I’m fond of asking in retros the questions I learned at Amazon. They’re simple, but they nudge you into taking different perspectives and generalizing to a class of failures: what would have halved your time to detection? What would have halved your time to recover? What would have halved the blast radius?
It’s also useful to ask what would halve the cost of this class of incident, because achieving that can help us break out of the spiral. Sometimes the answer is “nothing practical, and we accept this will happen occasionally” — that might be better than doing a bunch of work just to feel like you’re responding to the incident. If you’re never declining action items, you’re not being selective enough.
After an incident, look for complexity to remove, not just safeguards to add. We should be skeptical of action items that add new things that can interact and fail. After an incident, ask: what could we remove to make this simpler? Could we eliminate the dependency that failed, rather than wrap it in more error handling? Can we make two things share fate? Could we drop a feature that isn’t worth its operational cost?
Asking simplifying questions all the time is something I expect of staff engineers.
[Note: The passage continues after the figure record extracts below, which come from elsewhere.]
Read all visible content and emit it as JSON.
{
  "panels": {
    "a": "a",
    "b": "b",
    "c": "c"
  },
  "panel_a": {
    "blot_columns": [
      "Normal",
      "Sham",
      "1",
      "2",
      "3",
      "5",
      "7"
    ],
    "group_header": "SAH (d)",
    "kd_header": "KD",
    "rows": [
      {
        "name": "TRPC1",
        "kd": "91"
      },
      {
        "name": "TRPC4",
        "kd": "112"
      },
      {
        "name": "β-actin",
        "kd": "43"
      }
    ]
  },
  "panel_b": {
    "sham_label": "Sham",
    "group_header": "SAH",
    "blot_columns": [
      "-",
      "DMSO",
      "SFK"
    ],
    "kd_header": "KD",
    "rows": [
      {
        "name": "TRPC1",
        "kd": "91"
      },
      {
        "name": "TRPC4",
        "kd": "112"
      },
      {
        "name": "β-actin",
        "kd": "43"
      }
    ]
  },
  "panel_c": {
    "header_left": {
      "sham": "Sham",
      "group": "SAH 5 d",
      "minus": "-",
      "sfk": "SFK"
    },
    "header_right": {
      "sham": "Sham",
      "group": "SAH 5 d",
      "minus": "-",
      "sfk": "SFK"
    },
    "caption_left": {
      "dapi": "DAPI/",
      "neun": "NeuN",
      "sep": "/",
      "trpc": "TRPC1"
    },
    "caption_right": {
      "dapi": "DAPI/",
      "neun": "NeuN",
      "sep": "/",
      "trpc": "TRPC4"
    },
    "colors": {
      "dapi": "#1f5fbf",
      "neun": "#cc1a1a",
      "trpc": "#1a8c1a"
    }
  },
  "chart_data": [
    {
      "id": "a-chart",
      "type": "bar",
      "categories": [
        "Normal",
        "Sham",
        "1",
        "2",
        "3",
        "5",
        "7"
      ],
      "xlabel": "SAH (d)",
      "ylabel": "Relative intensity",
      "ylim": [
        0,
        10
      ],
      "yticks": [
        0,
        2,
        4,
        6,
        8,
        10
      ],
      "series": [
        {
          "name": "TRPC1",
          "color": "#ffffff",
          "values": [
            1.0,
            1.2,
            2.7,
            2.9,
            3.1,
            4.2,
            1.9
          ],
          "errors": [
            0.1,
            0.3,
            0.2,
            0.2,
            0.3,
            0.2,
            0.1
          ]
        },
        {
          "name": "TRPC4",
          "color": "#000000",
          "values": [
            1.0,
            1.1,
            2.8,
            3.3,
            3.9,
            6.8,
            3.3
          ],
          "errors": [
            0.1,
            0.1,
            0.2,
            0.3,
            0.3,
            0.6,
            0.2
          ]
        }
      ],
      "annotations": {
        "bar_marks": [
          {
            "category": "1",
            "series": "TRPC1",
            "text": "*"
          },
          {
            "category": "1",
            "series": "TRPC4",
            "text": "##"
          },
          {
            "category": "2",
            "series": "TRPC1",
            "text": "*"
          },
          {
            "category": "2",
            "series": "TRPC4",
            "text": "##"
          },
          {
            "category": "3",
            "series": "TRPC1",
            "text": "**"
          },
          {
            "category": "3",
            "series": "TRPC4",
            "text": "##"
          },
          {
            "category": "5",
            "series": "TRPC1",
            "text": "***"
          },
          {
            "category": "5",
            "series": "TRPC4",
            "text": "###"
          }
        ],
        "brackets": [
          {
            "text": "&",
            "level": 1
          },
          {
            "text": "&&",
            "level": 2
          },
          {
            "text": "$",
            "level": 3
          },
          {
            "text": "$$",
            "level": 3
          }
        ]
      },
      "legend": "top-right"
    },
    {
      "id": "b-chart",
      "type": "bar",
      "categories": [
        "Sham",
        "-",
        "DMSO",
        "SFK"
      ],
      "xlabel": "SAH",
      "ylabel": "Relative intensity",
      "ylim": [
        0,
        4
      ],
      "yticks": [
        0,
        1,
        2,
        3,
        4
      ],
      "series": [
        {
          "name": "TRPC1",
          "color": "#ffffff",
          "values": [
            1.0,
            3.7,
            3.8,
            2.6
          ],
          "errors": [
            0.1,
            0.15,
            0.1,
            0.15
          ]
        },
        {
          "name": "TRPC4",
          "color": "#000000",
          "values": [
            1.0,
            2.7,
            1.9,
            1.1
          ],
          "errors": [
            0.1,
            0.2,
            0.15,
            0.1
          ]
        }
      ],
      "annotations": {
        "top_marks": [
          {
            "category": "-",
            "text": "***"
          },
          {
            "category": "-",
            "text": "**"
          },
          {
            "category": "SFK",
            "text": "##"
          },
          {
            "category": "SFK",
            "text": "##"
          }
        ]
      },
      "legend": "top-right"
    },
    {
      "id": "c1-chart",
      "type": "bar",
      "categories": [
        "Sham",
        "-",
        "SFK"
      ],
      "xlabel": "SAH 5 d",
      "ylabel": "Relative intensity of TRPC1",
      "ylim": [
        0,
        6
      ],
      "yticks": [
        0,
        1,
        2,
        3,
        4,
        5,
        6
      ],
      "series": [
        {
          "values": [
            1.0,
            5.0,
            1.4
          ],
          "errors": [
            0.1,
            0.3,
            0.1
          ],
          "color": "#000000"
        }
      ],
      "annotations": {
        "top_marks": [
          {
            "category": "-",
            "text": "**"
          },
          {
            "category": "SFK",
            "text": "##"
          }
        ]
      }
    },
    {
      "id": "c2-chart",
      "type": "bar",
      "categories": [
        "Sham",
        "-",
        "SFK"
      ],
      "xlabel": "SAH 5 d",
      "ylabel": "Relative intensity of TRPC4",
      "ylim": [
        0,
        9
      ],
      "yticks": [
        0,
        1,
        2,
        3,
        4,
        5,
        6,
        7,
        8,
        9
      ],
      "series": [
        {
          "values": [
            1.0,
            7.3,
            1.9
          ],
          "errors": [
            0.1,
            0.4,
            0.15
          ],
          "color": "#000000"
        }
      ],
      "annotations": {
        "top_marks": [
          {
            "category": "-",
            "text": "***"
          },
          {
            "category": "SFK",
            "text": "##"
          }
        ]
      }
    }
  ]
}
Be honest about staffing. A team spending 30% of its time on incidents might be understaffed for its scope. Sometimes the answer is “we can’t operate this much surface area with this many people.” That’s uncomfortable to say, but the alternative — denial, leading to degraded quality, burnout, and attrition — is worse.
Make the cost visible with an incident budget. Allocate a fixed percentage of engineering time — say, 15% — to incident work. When that’s exhausted, remaining action items compete with features through normal prioritization. This makes the cost visible, forces explicit tradeoffs, and creates pressure to make incidents cheaper.
None of these changes will fix everything overnight, but they might break the feedback loop.
Engineering needs to be sustainable. A team drowning in incidents can’t think strategically or make deliberate choices. The first step is to reclaim the ability to plan, then use that ability to chart a course towards holistic reliability.